This file photo taken on February 14, 2013 shows Australian newspapers leading their front pages in Australia with the story of Ben Zygier after Israel confirmed it jailed a foreigner in solitary confinement on security grounds who later committed suicide, with Australia admitting it knew one of its citizens had been detained. (WILLIAM WEST/AFP/Getty Images)

It turns out that a second inmate was being held at Ayalon Prison at the same time as Ben Zygier, now known as Prisoner X, when he committed suicide in 2010, the Jerusalem Post reports. It is unclear, however, whether the anonymous prisoner still resides at Ayalon.
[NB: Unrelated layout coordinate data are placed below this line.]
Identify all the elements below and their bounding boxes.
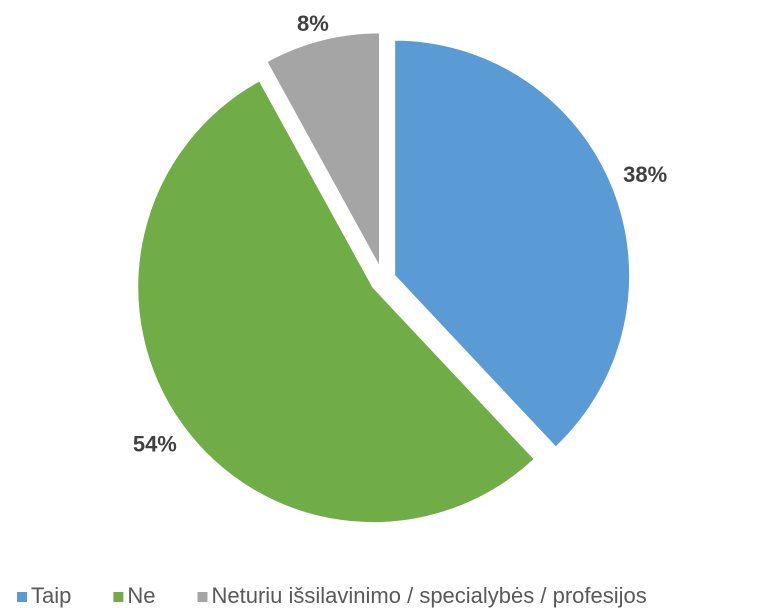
legend-label: Neturiu išsilavinimo / specialybės / pro… bbox=[211, 583, 646, 608]
pie-slice bbox=[393, 38, 632, 450]
legend-label: Ne bbox=[127, 583, 155, 608]
legend-label: Taip bbox=[31, 583, 71, 608]
data-label: 8% bbox=[297, 11, 329, 36]
legend-swatch bbox=[197, 592, 208, 602]
data-label: 38% bbox=[623, 162, 667, 187]
data-label: 54% bbox=[133, 432, 177, 457]
legend-swatch bbox=[113, 592, 124, 602]
pie-slice bbox=[136, 78, 537, 525]
pie-slice bbox=[264, 31, 382, 269]
legend-swatch bbox=[17, 592, 27, 602]
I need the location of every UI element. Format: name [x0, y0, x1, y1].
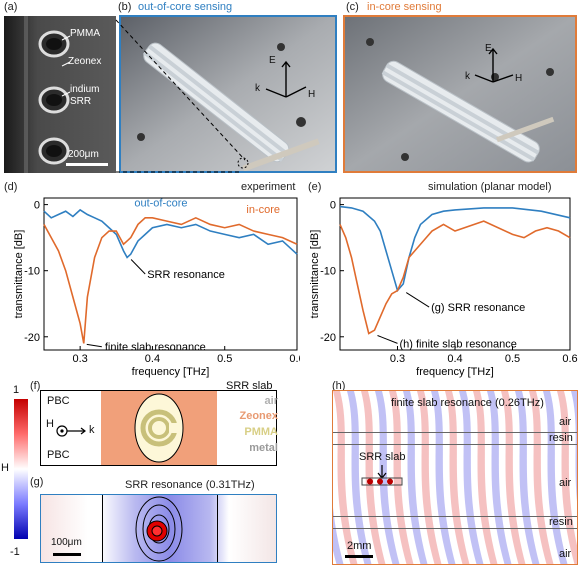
- srr-geometry: [134, 393, 184, 463]
- x-tick-label: 0.5: [505, 353, 520, 365]
- photo-in-core: E k H: [343, 15, 577, 173]
- colorbar-label: H: [1, 462, 9, 474]
- unit-cell: PBC PBC H k: [40, 390, 277, 466]
- panel-c-label: (c): [346, 1, 359, 13]
- field-direction-icon: [56, 425, 86, 437]
- legend-air: air: [264, 395, 278, 407]
- x-tick-label: 0.6: [562, 353, 577, 365]
- axis-e-b: E: [269, 55, 276, 66]
- scalebar-g-label: 100μm: [51, 537, 82, 548]
- panel-f-label: (f): [30, 380, 41, 392]
- legend-zeonex: Zeonex: [239, 410, 278, 422]
- panel-d-tag: experiment: [241, 181, 296, 193]
- colorbar-min: -1: [10, 546, 20, 558]
- pbc-top-label: PBC: [47, 395, 70, 407]
- scalebar-a-label: 200μm: [68, 149, 99, 160]
- x-tick-label: 0.6: [289, 353, 300, 365]
- series-line-in-core: [43, 216, 298, 344]
- colorbar-max: 1: [13, 384, 20, 396]
- annotation-srr: SRR resonance: [147, 269, 225, 281]
- chart-simulation: 0.3 0.4 0.5 0.6 0 -10 -20 frequency [THz] transm…: [309, 197, 578, 378]
- annotation-slab: finite slab resonance: [105, 342, 206, 354]
- legend-title: SRR slab: [226, 380, 273, 392]
- x-axis-label: frequency [THz]: [132, 366, 210, 378]
- panel-a-label: (a): [4, 1, 18, 13]
- h-field-label: H: [46, 418, 54, 430]
- annotation-arrow: [86, 343, 102, 348]
- layer-air-1: air: [559, 416, 572, 428]
- series-line-in-core: [339, 220, 571, 335]
- x-tick-label: 0.4: [145, 353, 160, 365]
- legend-in-core: in-core: [246, 204, 280, 216]
- pbc-bottom-label: PBC: [47, 449, 70, 461]
- panel-d-label: (d): [4, 181, 18, 193]
- slab-field-map: finite slab resonance (0.26THz) air resi…: [332, 390, 578, 565]
- srr-ring-3: [38, 137, 70, 165]
- annotation-srr: (g) SRR resonance: [431, 302, 525, 314]
- label-srr: SRR: [70, 96, 92, 107]
- axes-b: [265, 60, 307, 98]
- colorbar: [14, 399, 28, 539]
- legend-metal: metal: [249, 442, 278, 454]
- annotation-arrow: [377, 335, 398, 344]
- x-tick-label: 0.5: [217, 353, 232, 365]
- panel-b-label: (b): [118, 1, 132, 13]
- y-tick-label: -20: [24, 332, 40, 344]
- srr-ring-1: [38, 30, 70, 58]
- label-pmma: PMMA: [70, 28, 100, 39]
- k-label: k: [89, 424, 95, 436]
- panel-e-label: (e): [308, 181, 322, 193]
- x-tick-label: 0.3: [72, 353, 87, 365]
- y-tick-label: 0: [34, 200, 40, 212]
- y-tick-label: 0: [330, 200, 336, 212]
- axis-k-b: k: [255, 83, 260, 94]
- axis-h-c: H: [515, 73, 523, 84]
- slab-label: SRR slab: [359, 451, 406, 463]
- layer-air-2: air: [559, 477, 572, 489]
- axis-h-b: H: [308, 89, 316, 100]
- label-zeonex: Zeonex: [68, 56, 102, 67]
- legend-pmma: PMMA: [244, 426, 278, 438]
- series-line-out-of-core: [43, 208, 298, 259]
- srr-ring-2: [38, 86, 70, 114]
- panel-c-title: in-core sensing: [367, 1, 442, 13]
- axis-e-c: E: [485, 43, 492, 54]
- y-tick-label: -20: [320, 332, 336, 344]
- layer-resin-1: resin: [549, 432, 573, 444]
- x-tick-label: 0.3: [390, 353, 405, 365]
- axis-k-c: k: [465, 71, 470, 82]
- scalebar-h-label: 2mm: [347, 540, 372, 552]
- scalebar-a: [66, 163, 108, 166]
- panel-e-tag: simulation (planar model): [428, 181, 552, 193]
- y-axis-label: transmittance [dB]: [13, 230, 25, 319]
- plot-frame: [43, 197, 298, 351]
- panel-h-label: (h): [332, 380, 346, 392]
- axes-c: [474, 47, 514, 83]
- y-tick-label: -10: [320, 266, 336, 278]
- label-indium: indium: [70, 84, 100, 95]
- panel-g-label: (g): [30, 476, 44, 488]
- layer-resin-2: resin: [549, 516, 573, 528]
- slab-marker: [361, 465, 403, 486]
- photo-out-of-core: E k H: [119, 15, 337, 173]
- annotation-slab: (h) finite slab resonance: [400, 338, 517, 350]
- annotation-arrow: [130, 259, 146, 275]
- panel-b-title: out-of-core sensing: [138, 1, 233, 13]
- series-line-out-of-core: [339, 205, 571, 293]
- chart-experiment: 0.3 0.4 0.5 0.6 0 -10 -20 frequency [THz] transm…: [13, 197, 300, 378]
- y-axis-label: transmittance [dB]: [309, 230, 321, 319]
- legend-out-of-core: out-of-core: [134, 198, 187, 210]
- annotation-arrow: [405, 292, 430, 308]
- srr-field-map: 100μm: [40, 494, 277, 563]
- x-axis-label: frequency [THz]: [416, 366, 494, 378]
- layer-air-3: air: [559, 548, 572, 560]
- panel-g-title: SRR resonance (0.31THz): [125, 479, 255, 491]
- panel-h-title: finite slab resonance (0.26THz): [391, 397, 544, 409]
- x-tick-label: 0.4: [447, 353, 462, 365]
- y-tick-label: -10: [24, 266, 40, 278]
- microscope-image: PMMA Zeonex indium SRR 200μm: [4, 16, 116, 173]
According to Zygier’s lawyer, Avigdor Feldman, the second inmate, who is being called Prisoner X2, committed crimes far graver than Zygier’s.

Feldman said that the second undisclosed prisoner was being held for offenses that were much more “sensationalist and incredible” than those allegations that Ben Zygier was facing.

While Zygier was imprisoned while on trial, Prisoner X2 was actually convicted, Haaretz reports. Feldman said he was “shocked” upon hearing the second prisoner’s story. He laid out some of the facts and similarities between the two cases:

“One: they’re both Israelis. Two: They worked for a security agency of the highest level of secrecy. Three — and this is important — their activity points to a security failure that allowed the crime to be committed, secrets to be kept, or other deeds to be done,” Feldman said on “Boker Tov Yisrael” (Good morning Israel).

According to Reuters, the information about Prisoner X2 emerged in a report published Monday.

The Justice Ministry on Monday published a previously redacted report on Zygier’s suicide, which included mention of the second, unidentified, detainee, held in another wing of the same prison. The ministry provided no further information.

In February, Tablet’s Elissa Goldstein wrote about Zygier, who was from her close-knit hometown of Melbourne:

I was up late last night trawling the Internet for fresh news on the case of Prisoner X. Mostly I read the same information again and again, recycled by different media outlets and news agencies, and I found myself seriously pondering for the first time the phrase “X marks the spot.” As a symbol it seeks to nullify and eliminate, but it also draws attention to itself; to what lies beneath the surface. It’s an apt metaphor for not just the disappearance of Ben Zygier, but for his community’s response to his disappearance: seeing but not seeing, speaking but not speaking.

Just like Zygier’s, Prisoner X2’s story is, for now, still shrouded in mystery.